In terms of each one of us, there really isn’t a specific answer. It tends to remain a huge mystery, and that might be for the best. I’m not sure that I could handle an actual specific answer. 

But one thing often occurs to us parents of loss at a time like this. It’s easy to blame ourselves and think or feel that we messed the whole thing up. People might ask if a pregnant mom ate the wrong thing, didn’t rest enough, didn’t do this or that, maybe did too much of this or that. Really, the whole point that occurred to me to is simple……

Don’t do that. Death happens, even the terrible ones that we’re all living with. When those darkest moments happen, and they always do, don’t fall for the trap that says you’re the reason that your baby died. You’re not. Don’t go there.

In a way, that provides me comfort beyond searching for answers. Doria’s death wasn’t preventable. That was going to happen, and saving her wasn’t ever possible. Frankly, the only answers that could point to us doing something wrong involve blaming Doria’s mom, and there’s no way I’m going there. For the record, if you’re going there with the mother of your child, you need to stop and never go there again. 

If you’re wondering about why, that’s OK. We all wonder why. It’s as normal as can be.

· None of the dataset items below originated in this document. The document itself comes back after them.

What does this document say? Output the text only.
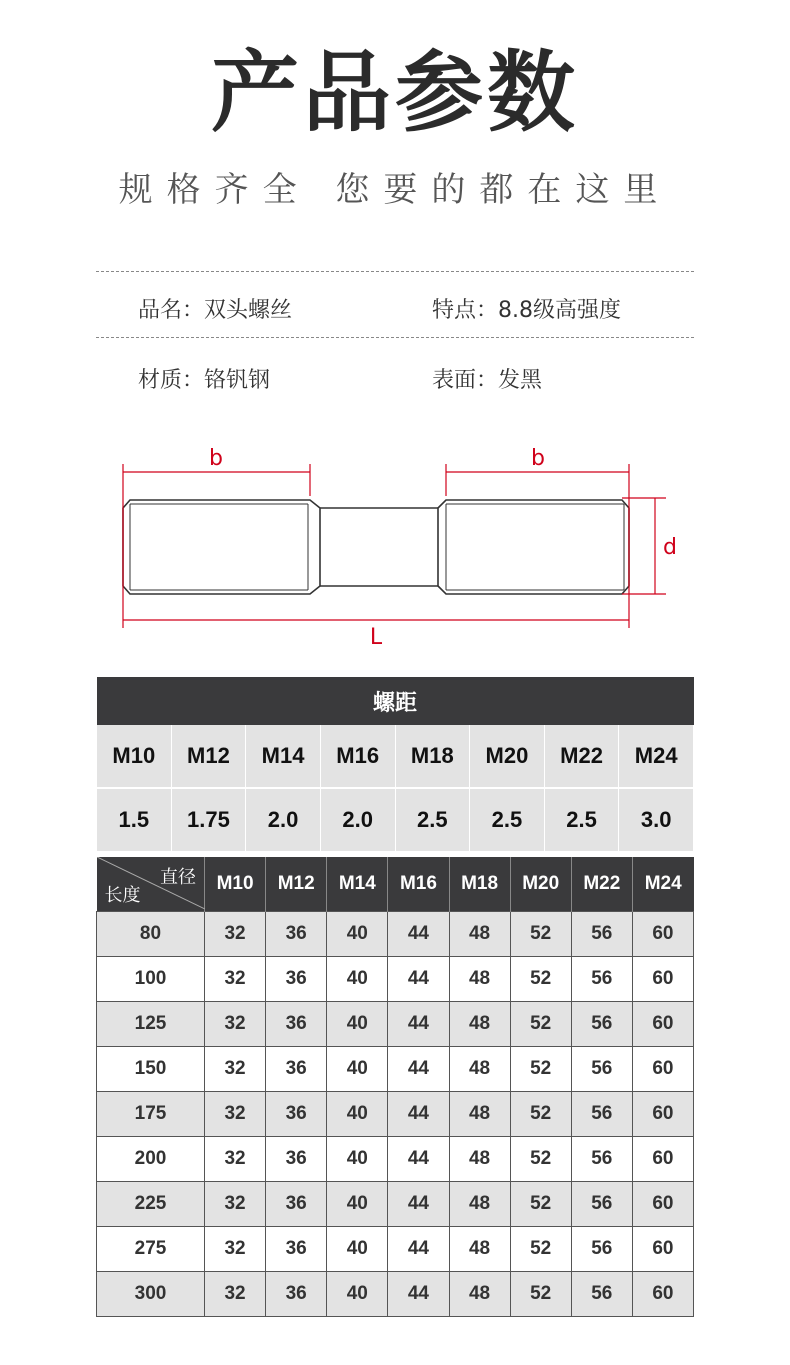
产品参数
规格齐全 您要的都在这里
品名 ： 双头螺丝	特点 ： 8.8级高强度
材质 ： 铬钒钢	表面 ： 发黑
b	b
d
L
螺距							
M10	M12	M14	M16	M18	M20	M22	M24
1.5	1.75	2.0	2.0	2.5	2.5	2.5	3.0
直径
长度	M10	M12	M14	M16	M18	M20	M22	M24
80	32	36	40	44	48	52	56	60
100	32	36	40	44	48	52	56	60
125	32	36	40	44	48	52	56	60
150	32	36	40	44	48	52	56	60
175	32	36	40	44	48	52	56	60
200	32	36	40	44	48	52	56	60
225	32	36	40	44	48	52	56	60
275	32	36	40	44	48	52	56	60
300	32	36	40	44	48	52	56	60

The reasons aren’t clear, and they probably never will be. As a research guy, that bugs me, until I pondered out the possibilities. Then I became more OK with it.

If you’re blaming yourself, though, that’s less OK. It’s normal, but you don’t want to stay there. That’s the most horrible comforting thing I know how to say. 

It’s not your fault. You did not kill your child. Death happens to the best of us, whoever the best would be.  

OK. “Rant” is finished. Don’t blame yourself. Don’t blame each other. Be there for each other, because the grief walk is hard enough without the extra baggage.